Purtroppo o per fortuna, il codice penale non presume che il cittadino sia incapace di valutare le azioni che compie, poiché sarebbe in tal caso abbastanza semplice sostenere l’irrilevanza penale di fatti anche importanti come la rapina o l’omicidio, dov’è molto più probabile, per il tipo di condotta e per le variabili che potrebbero aggravarla, che l’individuo non si renda pienamente conto delle conseguente che potrebbe avere il proprio operato.
Anzi, è prevista espressamente dall’ordinamento l’ipotesi del concorso nel reato, intesa come condivisione di un intento criminale, che si distingue dalla mera connivenza per l’apporto causale che viene dato alla condotta illecita.

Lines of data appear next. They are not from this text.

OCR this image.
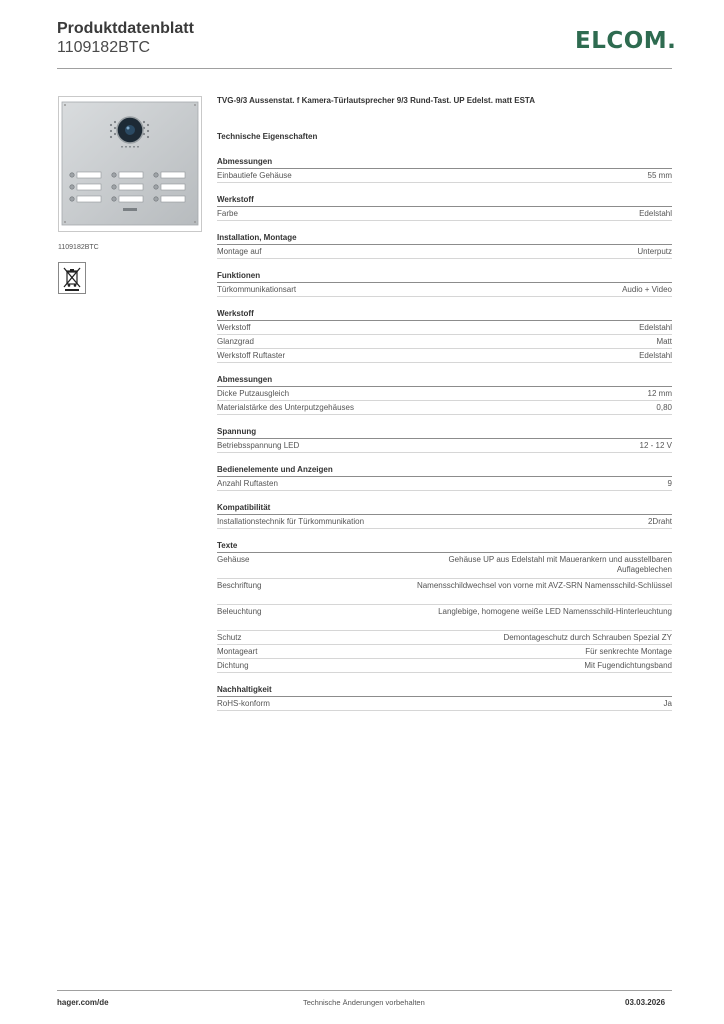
Produktdatenblatt
1109182BTC	ELCOM.
1109182BTC
TVG-9/3 Aussenstat. f Kamera-Türlautsprecher 9/3 Rund-Tast. UP Edelst. matt ESTA
Technische Eigenschaften
Abmessungen
Einbautiefe Gehäuse	55 mm
Werkstoff
Farbe	Edelstahl
Installation, Montage
Montage auf	Unterputz
Funktionen
Türkommunikationsart	Audio + Video
Werkstoff
Werkstoff	Edelstahl
Glanzgrad	Matt
Werkstoff Ruftaster	Edelstahl
Abmessungen
Dicke Putzausgleich	12 mm
Materialstärke des Unterputzgehäuses	0,80
Spannung
Betriebsspannung LED	12 - 12 V
Bedienelemente und Anzeigen
Anzahl Ruftasten	9
Kompatibilität
Installationstechnik für Türkommunikation	2Draht
Texte
Gehäuse	Gehäuse UP aus Edelstahl mit Mauerankern und ausstellbaren Auflageblechen
Beschriftung	Namensschildwechsel von vorne mit AVZ-SRN Namensschild-Schlüssel
Beleuchtung	Langlebige, homogene weiße LED Namensschild-Hinterleuchtung
Schutz	Demontageschutz durch Schrauben Spezial ZY
Montageart	Für senkrechte Montage
Dichtung	Mit Fugendichtungsband
Nachhaltigkeit
RoHS-konform	Ja
hager.com/de	Technische Änderungen vorbehalten	03.03.2026
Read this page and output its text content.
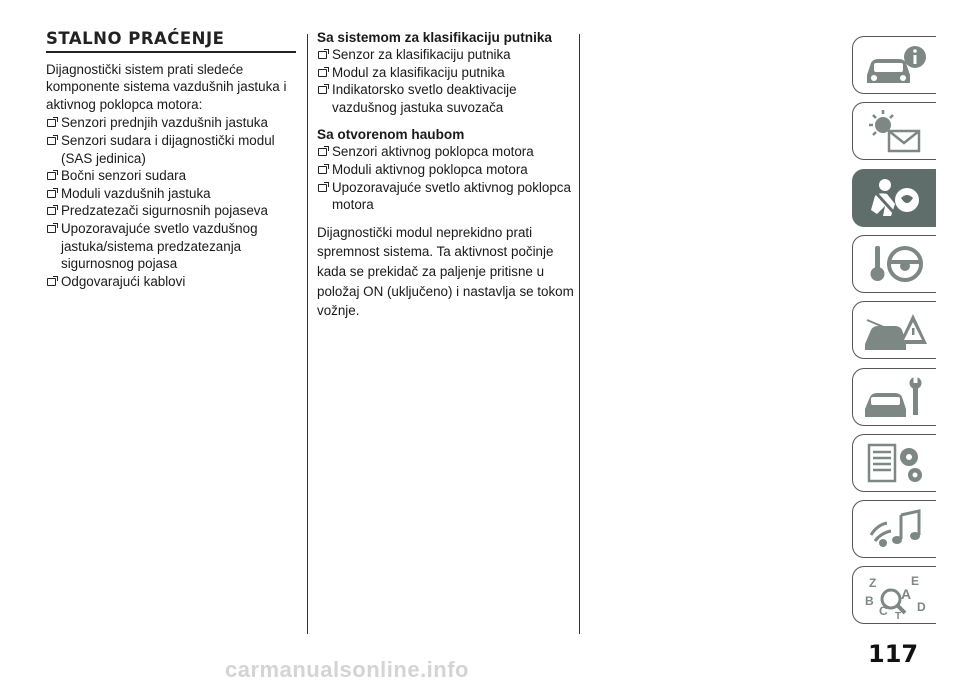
STALNO PRAĆENJE

Dijagnostički sistem prati sledeće komponente sistema vazdušnih jastuka i aktivnog poklopca motora:

Senzori prednjih vazdušnih jastuka
Senzori sudara i dijagnostički modul (SAS jedinica)
Bočni senzori sudara
Moduli vazdušnih jastuka
Predzatezači sigurnosnih pojaseva
Upozoravajuće svetlo vazdušnog jastuka/sistema predzatezanja sigurnosnog pojasa
Odgovarajući kablovi
Sa sistemom za klasifikaciju putnika
Senzor za klasifikaciju putnika
Modul za klasifikaciju putnika
Indikatorsko svetlo deaktivacije vazdušnog jastuka suvozača
Sa otvorenom haubom
Senzori aktivnog poklopca motora
Moduli aktivnog poklopca motora
Upozoravajuće svetlo aktivnog poklopca motora

Dijagnostički modul neprekidno prati spremnost sistema. Ta aktivnost počinje kada se prekidač za paljenje pritisne u položaj ON (uključeno) i nastavlja se tokom vožnje.

Z	E
A
B
C D
T
117
carmanualsonline.info
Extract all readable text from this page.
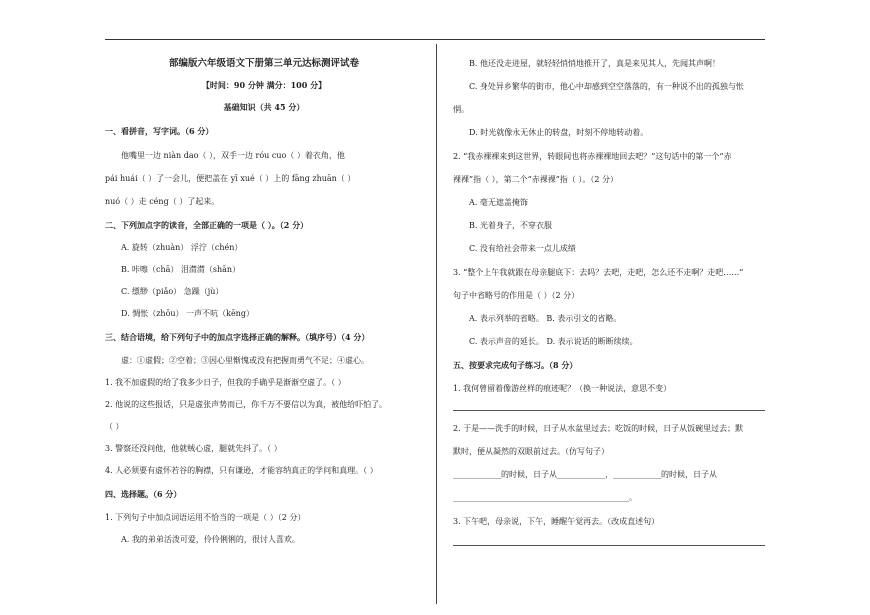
部编版六年级语文下册第三单元达标测评试卷
【时间：90 分钟 满分：100 分】
基础知识（共 45 分）
一、看拼音，写字词。（6 分）
他嘴里一边 niàn dao（ ），双手一边 róu cuo（ ）着衣角，他
pái huái（ ）了一会儿，便把盖在 yī xué（ ）上的 fāng zhuān（ ）
nuó（ ）走 céng（ ）了起来。
二、下列加点字的读音，全部正确的一项是（ ）。（2 分）
A. 旋转（zhuàn） 浮泞（chén）
B. 咔嚓（chā） 泪潸潸（shān）
C. 缥缈（piǎo） 急躁（jù）
D. 惆怅（zhōu） 一声不吭（kēng）
三、结合语境，给下列句子中的加点字选择正确的解释。（填序号）（4 分）
虚：①虚假；②空着；③因心里惭愧或没有把握而勇气不足；④虚心。
1. 我不加虚假的给了我多少日子，但我的手确乎是渐渐空虚了。（ ）
2. 他说的这些报话，只是虚张声势而已，你千万不要信以为真，被他给吓怕了。
（ ）
3. 警察还没问他，他就贼心虚，腿就先抖了。（ ）
4. 人必须要有虚怀若谷的胸襟，只有谦逊，才能容纳真正的学问和真理。（ ）
四、选择题。（6 分）
1. 下列句子中加点词语运用不恰当的一项是（ ）（2 分）
A. 我的弟弟活泼可爱，伶伶俐俐的，很讨人喜欢。
B. 他还没走进屋，就轻轻悄悄地推开了，真是来见其人，先闻其声啊！
C. 身处异乡繁华的街市，他心中却感到空空落落的，有一种说不出的孤独与怅
惘。
D. 时光就像永无休止的转盘，时刻不停地转动着。
2. “我赤裸裸来到这世界，转眼间也将赤裸裸地回去吧？”这句话中的第一个“赤
裸裸”指（ ），第二个“赤裸裸”指（ ）。（2 分）
A. 毫无遮盖掩饰
B. 光着身子，不穿衣服
C. 没有给社会带来一点儿成绩
3. “整个上午我就跟在母亲腿底下：去吗？去吧，走吧，怎么还不走啊？走吧……”
句子中省略号的作用是（ ）（2 分）
A. 表示列举的省略。 B. 表示引文的省略。
C. 表示声音的延长。 D. 表示说话的断断续续。
五、按要求完成句子练习。（8 分）
1. 我何曾留着像游丝样的痕迹呢？（换一种说法，意思不变）
2. 于是——洗手的时候，日子从水盆里过去；吃饭的时候，日子从饭碗里过去；默
默时，便从凝然的双眼前过去。（仿写句子）
____________的时候，日子从____________，____________的时候，日子从
____________________________________________。
3. 下午吧，母亲说，下午，睡醒午觉再去。（改成直述句）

La domanda che deve porsi l’interprete, nello stabilire se un soggetto sia “concorrente” nel fatto tipico commesso da altri, è se tale condotta abbia avuto efficienza causale rispetto al fatto illecito, cioè se vi sia stato un contributo partecipativo, materiale o morale, alla condotta criminosa altrui (cui si associano, sotto il profilo psicologico, la coscienza e la volontà di commettere l’azione) o se invece si sia trattato di semplice “connivenza non punibile”, ossia un contegno passivo limitato a tollerare o non censurare il fatto altrui.
Poichè il “mi piace” non consiste certo nella condotta passiva di chi si limita a leggere il post diffamatorio senza commentarlo negativamente e senza segnalarlo a chi potrebbe farlo rimuovere ma, al contrario, contribuisce alla diffusione del messaggio diffamatorio rendendolo visibile ad un pubblico maggiore (tutti gli amici di chi appone il “mi piace” vengono sollecitati dal social network a leggere il messaggio, aumentandone anche il ranking che porta ad una maggiore visibilità complessiva), appare quantomeno difficile poter sostenere che non sia una condotta con efficacia causale rispetto al fatto illecito ed altrettanto discutibile professare che si tratti di una condotta inconsapevole o distratta (ipotesi, quest’ultima, che peraltro non consentirebbe comunque di considerarla penalmente irrilevante).
Ecco perchè, forse, più che criticare l’operato della Procura di Brindisi, dovremmo iniziare a pretendere maggiore responsabilità da parte degli utenti della Rete, che troppo con leggerezza assimilano l’uso dei social network ad un gioco e si comportano di conseguenza.